Opinião

NÃO FURTARÁS: ENTRE A LEI DIVINA E A LEI DOS HOMENS

Foto de Maria Júlia Silva Neta (Maju)

O oitavo mandamento, “Não furtarás” (Êxodo 20:15), apresenta um significado que ultrapassa a simples proibição de subtrair bens materiais. Trata-se de um princípio que protege a dignidade, a paz e o fruto do trabalho de cada pessoa. Furtar não é apenas retirar um objeto; é, muitas vezes, interromper sonhos, gerar insegurança e provocar danos emocionais profundos.

 

A violência patrimonial, especialmente quando praticada com grave ameaça, produz efeitos que vão além da perda material. A abordagem armada, abrupta e intimidatória, pode desencadear estresse traumático, medo constante e sensação de vulnerabilidade.

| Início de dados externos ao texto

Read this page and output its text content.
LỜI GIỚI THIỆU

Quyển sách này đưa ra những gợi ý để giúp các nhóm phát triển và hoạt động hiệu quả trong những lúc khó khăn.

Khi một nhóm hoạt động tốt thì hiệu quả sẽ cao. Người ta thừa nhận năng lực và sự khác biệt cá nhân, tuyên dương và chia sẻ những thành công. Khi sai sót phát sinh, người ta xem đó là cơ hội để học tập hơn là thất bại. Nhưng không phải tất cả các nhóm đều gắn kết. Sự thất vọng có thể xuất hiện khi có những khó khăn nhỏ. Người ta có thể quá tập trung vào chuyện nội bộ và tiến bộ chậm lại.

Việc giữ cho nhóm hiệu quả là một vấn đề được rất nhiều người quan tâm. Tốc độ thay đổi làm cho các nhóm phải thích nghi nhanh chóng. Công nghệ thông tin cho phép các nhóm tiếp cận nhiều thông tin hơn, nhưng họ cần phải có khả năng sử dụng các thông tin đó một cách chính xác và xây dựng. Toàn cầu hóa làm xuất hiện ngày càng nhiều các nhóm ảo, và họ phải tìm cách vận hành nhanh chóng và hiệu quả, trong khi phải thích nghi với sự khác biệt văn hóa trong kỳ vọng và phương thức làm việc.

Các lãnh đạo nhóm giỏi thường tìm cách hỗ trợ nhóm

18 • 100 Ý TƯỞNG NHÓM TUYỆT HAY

Não se trata apenas da subtração de um veículo ou de qualquer outro bem, mas da violação do direito de ir e vir, do acesso ao trabalho, à educação e da tranquilidade cotidiana.

 

Sob a perspectiva jurídica, a legislação brasileira tipifica tais condutas como crime, sujeitando o autor às sanções previstas no Código Penal. Importa mencionar, ainda que de forma resumida, o artigo 115 do Código Penal, que dispõe sobre a redução do prazo prescricional quando o agente era menor de 21 anos na data do fato ou maior de 70 anos na data da sentença. Tal dispositivo evidencia que o ordenamento jurídico observa circunstâncias pessoais do agente, mas não afasta a responsabilização pelo ato praticado.

 

A legislação brasileira tipifica essas condutas como crime e prevê sanções proporcionais à gravidade do ato. O Código Penal, inclusive, no artigo 115, estabelece que os prazos prescricionais são reduzidos quando o agente era menor de 21 anos à época do fato ou maior de 70 anos na data da sentença, demonstrando que o ordenamento considera circunstâncias pessoais sem afastar a responsabilização.

 

Do ponto de vista bíblico, a violação do mandamento “Não furtarás” (Êxodo 20:15) não constitui apenas uma ofensa ao próximo, mas também uma afronta ao próprio Deus. As Escrituras ensinam que todo pecado cometido contra o semelhante atinge, em essência, o Criador, que é justo e santo.

 

Quando alguém pratica o mal contra o próximo, atinge não apenas bens materiais, mas a dignidade, a paz e a integridade da pessoa. A Palavra de Deus reforça esse princípio ao afirmar: “Quem oprime o pobre insulta aquele que o criou” (Provérbios 14:31). De igual modo, Jesus ensina que o que se faz ao próximo é, em última instância, feito a Ele: “Em verdade vos digo que, sempre que o fizestes a um destes meus pequeninos irmãos, a mim o fizestes” (Mateus 25:40).

 

Assim, a prática do mal não se limita às consequências sociais ou legais; ela possui também implicações espirituais. A Bíblia adverte que “de Deus não se zomba; pois aquilo que o homem semear, isso também ceifará” (Gálatas 6:7). Portanto, a transgressão do mandamento não afeta apenas a ordem humana, mas compromete a relação espiritual com Deus, trazendo consequências que ultrapassam o âmbito material e alcançam a dimensão da alma.

 

A Escritura afirma: “Grandes coisas fez o Senhor por nós, por isso estamos alegres” (Salmos 126:3), lembrando que, mesmo diante da violência, a fé sustenta a esperança e a gratidão pelo livramento. Ao mesmo tempo, a Palavra também ensina sobre arrependimento e transformação: “O que furtava não furte mais; antes trabalhe, fazendo com as próprias mãos o que é bom” (Efésios 4:28).

 

Diante de episódios de violência, a sociedade é chamada a refletir sobre valores, responsabilidade e justiça. A dor das vítimas é real e merece amparo do Estado e solidariedade coletiva. Contudo, permanece igualmente a convicção de que a justiça deve prevalecer e que há possibilidade de arrependimento e mudança de conduta.

 

Entre a lei divina e a lei dos homens, permanece um princípio essencial: o respeito ao que é do outro é fundamento da convivência social e da paz.